El Gobierno griego apretó hoy aún más la tuerca del ahorro, para evitar la quiebra y convencer a acreedores y socios de que el país está dispuesto a cumplir sus compromisos, con un recorte de las pensiones y una nueva reducción del número de funcionarios. Tras una intensa reunión de más de seis horas, el Consejo de Ministros anunció un nuevo catálogo de medidas que, además de la rebaja de pensiones y la drástica reducción de funcionarios, incluye más impuestos y una reforma fiscal que hará que quienes menos ganan tengan también que pasar por la caja del Estado. Así, las pensiones a partir de 1.200 euros se verán reducidas en un 20 por ciento, mientras que los jubilados con menos de 55 años tendrán que despedirse del 40 por ciento de sus retribuciones.

El Ejecutivo anunció también que unos 30.000 funcionarios públicos, el 3 por ciento del total, pasen este año a una "reserva".Aunque en principio la medida prevé que esos trabajadores mantengan un salario mínimo durante un año a la espera de ver si sus servicios son de nuevo necesarios, la mayoría de analistas coincide en que hasta un 25 por ciento de ellos perderá su empleo.

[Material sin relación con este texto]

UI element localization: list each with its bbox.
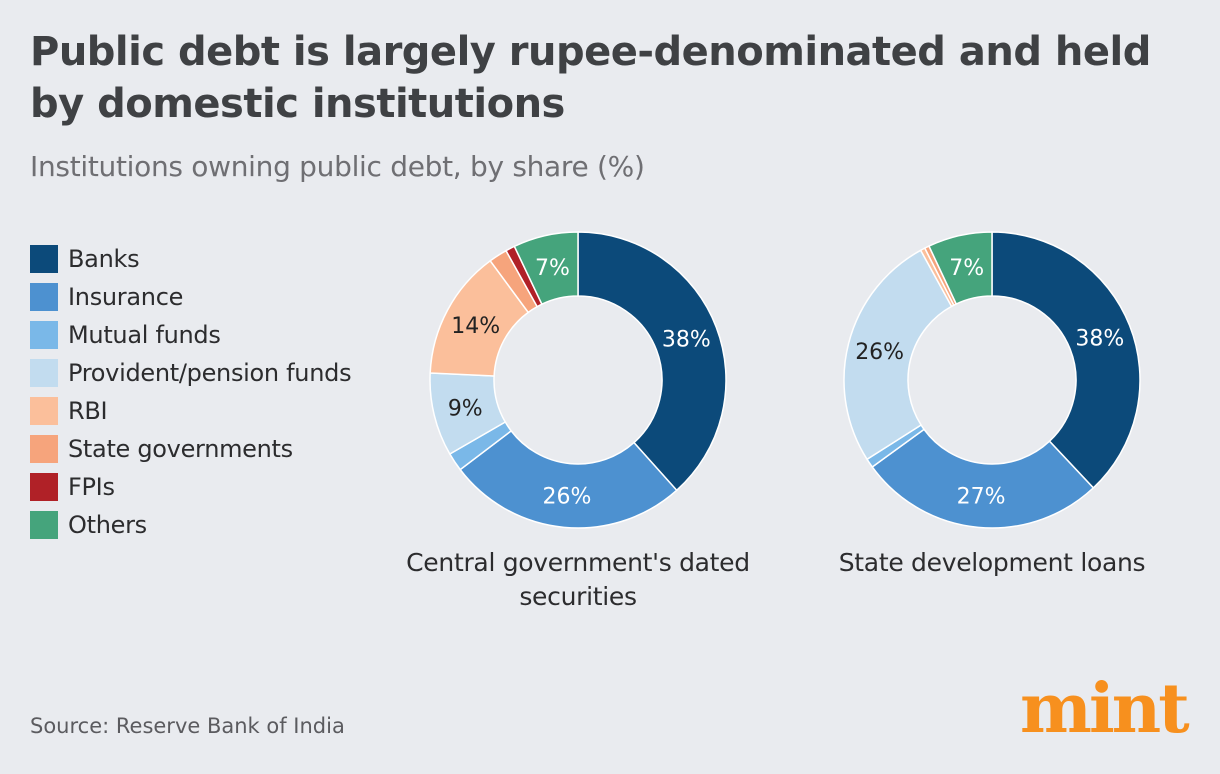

En los últimos dos años, Grecia ya ha reducido su inflado sector público en 200.000 funcionarios, aunque el objetivo es prescindir de otros 150.000 hasta el año 2015, como parte de sus compromisos con la UE y el Fondo Monetario Internacional (FMI). Además, el Gobierno ha bajado el listón de ingresos para tributar a Hacienda hasta los 5.000 euros anuales, desde los actuales 8.000, y ha anunciado un nuevo sistema de salarios "transparente, fiable y justo" en el sector público, que algunos expertos estiman reducirá los sueldos en un 15 por ciento. Quien tenga una vivienda tendrá que pagar hasta 2014 un nuevo impuesto inmobiliario, bajo amenaza de que se le corte el suministro eléctrico si no lo hace.

Además, el Gobierno ha insistido en que seguirá liberalizando sectores como el del taxi, las farmacias, la abogacía y las notarías, pese a que esa medida ha generado una oleada de huelgas, especialmente entre los taxistas, que el verano pasado pusieron en jaque a la industria turística del país. Aunque sin dar detalles ni fechas, el Ejecutivo se comprometió también hoy a impulsar las privatizaciones de empresas y organismos públicos con los que se quieren recaudar unos 50.000 millones de euros en los próximos cinco años.